Jo puisi denai bacinto

Sabateh laweh alam nangko

Jo puisi denai mangana

Kaabadian dunia nan fana

Jo puisi denai maratok

Sansaro iduik nan indak diharok

Jo puisi denai mangutuak

Angok zaman nan busuak

Jo puisi denai bado’a

Semoga Tuhan mandanga


Taufiq Ismail, 1965

Alih Bahasa Minang oleh Nazif Basir


Oleh Musriadi Musanif, S.Th.I

(Wartawan Utama/Korda Singgalang Kabupaten Tanah Datar)


PADANG PANJANG, kiprahkita.com  - Sebuah puisi yang tak terkira sarat makna. Oleh penulisnya, Tuanku Pujangga Diraja Dr. H. Taufiq Ismail Datuk Panji Alam Khalifatullah, tentu belum terbayangkan, kalau puisi yang ditulisnya pada tahun 1965 dalam Bahasa Indonesia itu, lalu kemudian diterjemahkan ke dalam Bahasa Minangkabau oleh seorang tokoh perantau Minang, akan menjadi sebuah karya yang begitu dahsyat.


Mengguncang pilar-pilar kehidupan umat manusia di seluruh dunia. Mampu menelisik ke setiap lorong zaman yang dilintasi.


Cobalah baca puisi itu pelan-pelan. Kapan perlu pejam mata, usai Shalat Tahajjud. Tengah malam menjelang dinihari. Puisi itu akan mampu menjadi motivator dahsyat, membangun semangat bagi jiwa-jiwa yang lelah dan putu asa. Jo Puisi, Denai… benar-benar menjadi sebuah kekuatan spiritual yang dahsyat.
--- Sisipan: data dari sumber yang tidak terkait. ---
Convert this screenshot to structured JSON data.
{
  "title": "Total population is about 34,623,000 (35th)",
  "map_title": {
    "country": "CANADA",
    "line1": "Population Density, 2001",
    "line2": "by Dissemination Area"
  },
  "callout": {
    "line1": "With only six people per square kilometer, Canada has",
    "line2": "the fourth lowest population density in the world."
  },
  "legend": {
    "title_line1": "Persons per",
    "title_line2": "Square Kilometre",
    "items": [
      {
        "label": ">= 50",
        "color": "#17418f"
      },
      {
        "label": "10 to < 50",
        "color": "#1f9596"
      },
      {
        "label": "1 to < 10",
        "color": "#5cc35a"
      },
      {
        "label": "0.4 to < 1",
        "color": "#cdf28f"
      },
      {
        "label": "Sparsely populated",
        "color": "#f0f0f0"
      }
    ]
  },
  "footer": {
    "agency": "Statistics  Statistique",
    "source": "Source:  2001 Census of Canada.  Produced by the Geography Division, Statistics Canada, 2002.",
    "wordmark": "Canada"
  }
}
Puisi itu telah diterjemahkan sedikitnya ke dalam 80 bahasa di dunia, ketika Dr. Taufiq Ismail Dt. Panji Alam Khalifatullah memasuki usia 80 tahun pada 2015 silam; 58 bahasa dunia dan 22 bahasa daerah di Indonesia.


Puisi aslinya berjudul “Dengan Puisi, Aku…” ketika dibaca dalam Bahasa Minang, sebagai akar Taufiq Ismail, tentu saja menjadi sangat dahsyat, karena mampu menelisik ke bagian paling mendasar dalam tatanan hidup masyarakat Minangkabau, yang pada tahun 1965 itu belum pulih dari dari sebuah ‘kekalahan besar’ akibat gerakan Pemerintahan Revolusioner Republik Indonesia (PRRI) 1958-1959, lalu kemudian negeri ini berada di bawah bayang-bayang ancaman Partai Komunis Indonesia (PKI) yang bermuara pada pemberontakan Gerakan 30 September Partai Komunis Indonesia (G30S/PKI).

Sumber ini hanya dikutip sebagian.